Easy come, easy go

October 23, 1992

The good news for Harford County Executive Eileen M. Rehrmann is that she just closed the books for the last fiscal year and the county ended up $13 million in the black. The bad news, for her, is that anyone else has to know about it.

Having a surplus is certainly preferable to running a deficit. And Harford's balance -- officials prefer to call it an "undesignated fund balance" because it sounds uglier -- is as good as gone already, because of $8.6 million in state cuts the county must absorb. The Rehrmann administration also believes it is prudent to maintain $7 million in savings, 5 percent of the budget, to preserve the county's bond rating so it can attract favorable interest rates when borrowing money.

The troublesome part for Ms. Rehrmann is that her employees haven't received cost-of-living raises for two years. News that Harford has a flow of cash won't make it easier to convince county unions that they'll have to sacrifice again for the sake of the government.

"Our teachers are burned up and burned out," says Jean Thomas, president of the Harford County Education Association. This is not a poor county, [although] they like to talk poor."

The county council president, Jeffrey D. Wilson, isn't apt to make things easier on Ms. Rehrmann either. He stuck out his neck for the unions last winter, crowing that the county had enough money and could suffice with a smaller reserve. Last week's news will also help confirm for the governor and legislative leaders their belief that the suburbs can absorb budget blows better than can the state.

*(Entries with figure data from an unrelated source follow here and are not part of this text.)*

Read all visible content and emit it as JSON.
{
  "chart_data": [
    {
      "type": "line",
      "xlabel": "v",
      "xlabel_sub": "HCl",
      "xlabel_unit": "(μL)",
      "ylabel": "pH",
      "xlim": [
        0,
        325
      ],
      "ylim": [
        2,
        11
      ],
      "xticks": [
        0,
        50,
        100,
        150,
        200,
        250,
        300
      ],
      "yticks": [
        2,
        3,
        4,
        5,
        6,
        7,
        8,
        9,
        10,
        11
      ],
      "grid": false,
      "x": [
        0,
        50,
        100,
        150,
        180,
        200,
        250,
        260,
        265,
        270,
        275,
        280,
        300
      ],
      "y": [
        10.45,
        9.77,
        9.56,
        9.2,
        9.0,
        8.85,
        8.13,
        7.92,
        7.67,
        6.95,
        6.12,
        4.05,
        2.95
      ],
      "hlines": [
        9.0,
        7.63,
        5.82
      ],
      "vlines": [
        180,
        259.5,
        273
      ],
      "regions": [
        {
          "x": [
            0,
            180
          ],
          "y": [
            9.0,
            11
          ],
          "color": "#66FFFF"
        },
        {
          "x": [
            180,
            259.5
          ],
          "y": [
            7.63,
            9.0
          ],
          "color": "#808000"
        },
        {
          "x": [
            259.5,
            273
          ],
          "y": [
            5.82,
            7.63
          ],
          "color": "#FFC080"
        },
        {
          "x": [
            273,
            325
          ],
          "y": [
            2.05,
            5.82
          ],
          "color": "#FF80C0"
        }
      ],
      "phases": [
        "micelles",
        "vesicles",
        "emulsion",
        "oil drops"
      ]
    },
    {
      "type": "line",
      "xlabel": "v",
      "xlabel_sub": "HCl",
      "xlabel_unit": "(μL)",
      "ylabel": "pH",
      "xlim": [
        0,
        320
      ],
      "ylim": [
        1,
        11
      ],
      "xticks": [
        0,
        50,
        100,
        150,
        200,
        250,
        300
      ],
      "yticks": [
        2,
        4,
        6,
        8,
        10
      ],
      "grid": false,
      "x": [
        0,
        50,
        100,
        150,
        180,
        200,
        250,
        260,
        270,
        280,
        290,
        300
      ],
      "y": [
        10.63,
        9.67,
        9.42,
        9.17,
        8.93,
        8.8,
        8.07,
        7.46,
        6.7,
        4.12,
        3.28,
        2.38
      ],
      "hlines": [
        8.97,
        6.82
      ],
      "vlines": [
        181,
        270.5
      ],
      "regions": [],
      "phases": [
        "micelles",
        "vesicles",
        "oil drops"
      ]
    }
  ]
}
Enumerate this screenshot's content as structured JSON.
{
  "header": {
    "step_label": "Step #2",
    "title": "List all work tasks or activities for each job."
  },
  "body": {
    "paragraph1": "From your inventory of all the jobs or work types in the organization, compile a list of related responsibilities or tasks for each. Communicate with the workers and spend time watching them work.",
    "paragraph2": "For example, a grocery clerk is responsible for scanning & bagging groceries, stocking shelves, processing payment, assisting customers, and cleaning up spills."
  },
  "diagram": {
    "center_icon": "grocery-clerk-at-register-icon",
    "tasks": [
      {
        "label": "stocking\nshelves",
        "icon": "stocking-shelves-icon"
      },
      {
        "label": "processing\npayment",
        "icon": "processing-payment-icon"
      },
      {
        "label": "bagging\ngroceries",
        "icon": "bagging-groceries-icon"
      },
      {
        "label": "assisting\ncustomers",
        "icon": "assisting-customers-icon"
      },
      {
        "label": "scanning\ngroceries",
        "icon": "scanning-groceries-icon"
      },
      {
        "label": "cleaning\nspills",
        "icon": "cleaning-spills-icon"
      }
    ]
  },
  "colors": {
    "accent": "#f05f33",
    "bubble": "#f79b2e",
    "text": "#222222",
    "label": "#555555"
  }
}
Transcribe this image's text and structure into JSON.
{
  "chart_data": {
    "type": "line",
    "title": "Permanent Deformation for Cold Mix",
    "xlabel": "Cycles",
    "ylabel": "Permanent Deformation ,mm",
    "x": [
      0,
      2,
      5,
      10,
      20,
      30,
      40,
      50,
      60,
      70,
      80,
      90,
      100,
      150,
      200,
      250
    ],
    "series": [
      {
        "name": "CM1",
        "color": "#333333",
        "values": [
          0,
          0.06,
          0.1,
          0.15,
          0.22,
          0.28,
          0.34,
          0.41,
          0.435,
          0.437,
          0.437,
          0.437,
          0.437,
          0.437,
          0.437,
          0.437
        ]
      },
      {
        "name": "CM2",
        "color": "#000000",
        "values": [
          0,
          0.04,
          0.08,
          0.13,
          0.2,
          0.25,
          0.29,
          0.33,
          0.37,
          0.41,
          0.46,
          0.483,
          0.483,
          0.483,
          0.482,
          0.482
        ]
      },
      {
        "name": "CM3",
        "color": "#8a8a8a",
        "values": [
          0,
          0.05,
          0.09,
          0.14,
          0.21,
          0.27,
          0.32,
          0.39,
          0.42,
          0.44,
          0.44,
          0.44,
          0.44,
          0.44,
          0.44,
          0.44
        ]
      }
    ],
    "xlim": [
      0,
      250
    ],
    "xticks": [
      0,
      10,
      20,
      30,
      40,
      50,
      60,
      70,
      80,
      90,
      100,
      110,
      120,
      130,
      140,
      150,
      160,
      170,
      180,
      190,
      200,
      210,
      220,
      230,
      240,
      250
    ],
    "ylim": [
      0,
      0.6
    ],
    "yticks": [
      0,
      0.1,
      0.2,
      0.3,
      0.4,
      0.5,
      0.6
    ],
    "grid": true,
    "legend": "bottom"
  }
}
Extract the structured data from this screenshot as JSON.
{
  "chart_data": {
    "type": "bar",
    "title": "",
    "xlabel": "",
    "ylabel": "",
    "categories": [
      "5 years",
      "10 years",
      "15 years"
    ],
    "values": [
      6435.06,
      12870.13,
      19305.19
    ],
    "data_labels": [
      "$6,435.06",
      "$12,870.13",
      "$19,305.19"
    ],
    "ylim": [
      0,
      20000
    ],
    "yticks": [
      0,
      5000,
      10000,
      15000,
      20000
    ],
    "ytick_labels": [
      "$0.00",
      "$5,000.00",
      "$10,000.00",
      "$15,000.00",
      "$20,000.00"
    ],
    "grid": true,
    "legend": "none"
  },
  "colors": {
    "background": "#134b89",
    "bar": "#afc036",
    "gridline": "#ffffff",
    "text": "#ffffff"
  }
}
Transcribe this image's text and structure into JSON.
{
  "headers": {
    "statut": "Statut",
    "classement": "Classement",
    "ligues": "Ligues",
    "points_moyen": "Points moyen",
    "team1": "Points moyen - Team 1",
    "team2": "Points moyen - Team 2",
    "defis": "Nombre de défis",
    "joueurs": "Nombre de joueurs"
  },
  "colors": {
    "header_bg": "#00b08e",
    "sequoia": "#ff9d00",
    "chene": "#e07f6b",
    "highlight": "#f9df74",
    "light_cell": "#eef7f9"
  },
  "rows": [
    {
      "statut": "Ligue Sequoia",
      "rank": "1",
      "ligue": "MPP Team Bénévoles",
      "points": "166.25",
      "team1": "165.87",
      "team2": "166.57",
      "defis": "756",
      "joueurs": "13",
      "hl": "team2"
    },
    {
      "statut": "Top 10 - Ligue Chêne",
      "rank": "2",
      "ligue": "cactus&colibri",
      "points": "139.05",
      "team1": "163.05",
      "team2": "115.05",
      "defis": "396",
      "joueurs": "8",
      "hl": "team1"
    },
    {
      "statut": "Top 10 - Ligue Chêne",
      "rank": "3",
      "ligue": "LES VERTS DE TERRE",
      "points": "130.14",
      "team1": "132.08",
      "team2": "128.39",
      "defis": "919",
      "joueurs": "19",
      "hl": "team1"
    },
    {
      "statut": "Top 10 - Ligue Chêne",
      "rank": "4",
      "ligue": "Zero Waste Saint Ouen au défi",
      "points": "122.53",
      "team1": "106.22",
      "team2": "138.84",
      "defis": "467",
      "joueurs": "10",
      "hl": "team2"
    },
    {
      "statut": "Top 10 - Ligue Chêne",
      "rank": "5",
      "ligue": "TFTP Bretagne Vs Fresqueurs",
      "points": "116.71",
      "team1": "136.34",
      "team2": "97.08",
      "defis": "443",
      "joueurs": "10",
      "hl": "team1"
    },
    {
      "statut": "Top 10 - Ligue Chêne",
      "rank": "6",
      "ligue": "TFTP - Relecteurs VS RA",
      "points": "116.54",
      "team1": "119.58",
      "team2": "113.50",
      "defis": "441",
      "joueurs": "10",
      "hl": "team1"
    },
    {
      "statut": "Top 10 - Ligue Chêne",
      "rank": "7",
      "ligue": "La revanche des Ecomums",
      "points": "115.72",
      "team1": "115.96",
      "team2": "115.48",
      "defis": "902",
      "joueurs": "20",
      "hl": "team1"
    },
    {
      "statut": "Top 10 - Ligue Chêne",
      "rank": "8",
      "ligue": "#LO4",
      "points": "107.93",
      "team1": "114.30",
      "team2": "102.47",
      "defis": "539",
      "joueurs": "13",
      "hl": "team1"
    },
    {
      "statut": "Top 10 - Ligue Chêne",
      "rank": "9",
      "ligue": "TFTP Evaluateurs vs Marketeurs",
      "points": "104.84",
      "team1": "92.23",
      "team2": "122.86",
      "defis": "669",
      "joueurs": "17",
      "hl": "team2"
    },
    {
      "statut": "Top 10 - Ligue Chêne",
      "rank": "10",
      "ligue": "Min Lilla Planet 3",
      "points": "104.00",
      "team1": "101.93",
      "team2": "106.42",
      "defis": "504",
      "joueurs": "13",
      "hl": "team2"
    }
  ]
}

After her treasurer announced that the county's property tax revenues were already $3 million ahead of projections this fiscal year, Ms. Rehrmann questioned the accuracy of the estimate. She would come to county headquarters in sackcloth and fingerless gloves if it would help make the point that the county isn't in clover.

To her administration's credit, Harford's unplanned surplus was due to $6.5 million in savings from cuts during the year. Tax revenues actually came in $3.8 million less than anticipated. Ms. Rehrmann is also correct in stressing that the county is not out of the woods yet, and maybe more important, neither is the state.

Ms. Rehrmann's trick will be selling the severity of the situation -- and it is severe -- while interest groups hear surplus, discount the fact that the county has avoided furloughs and demand their share.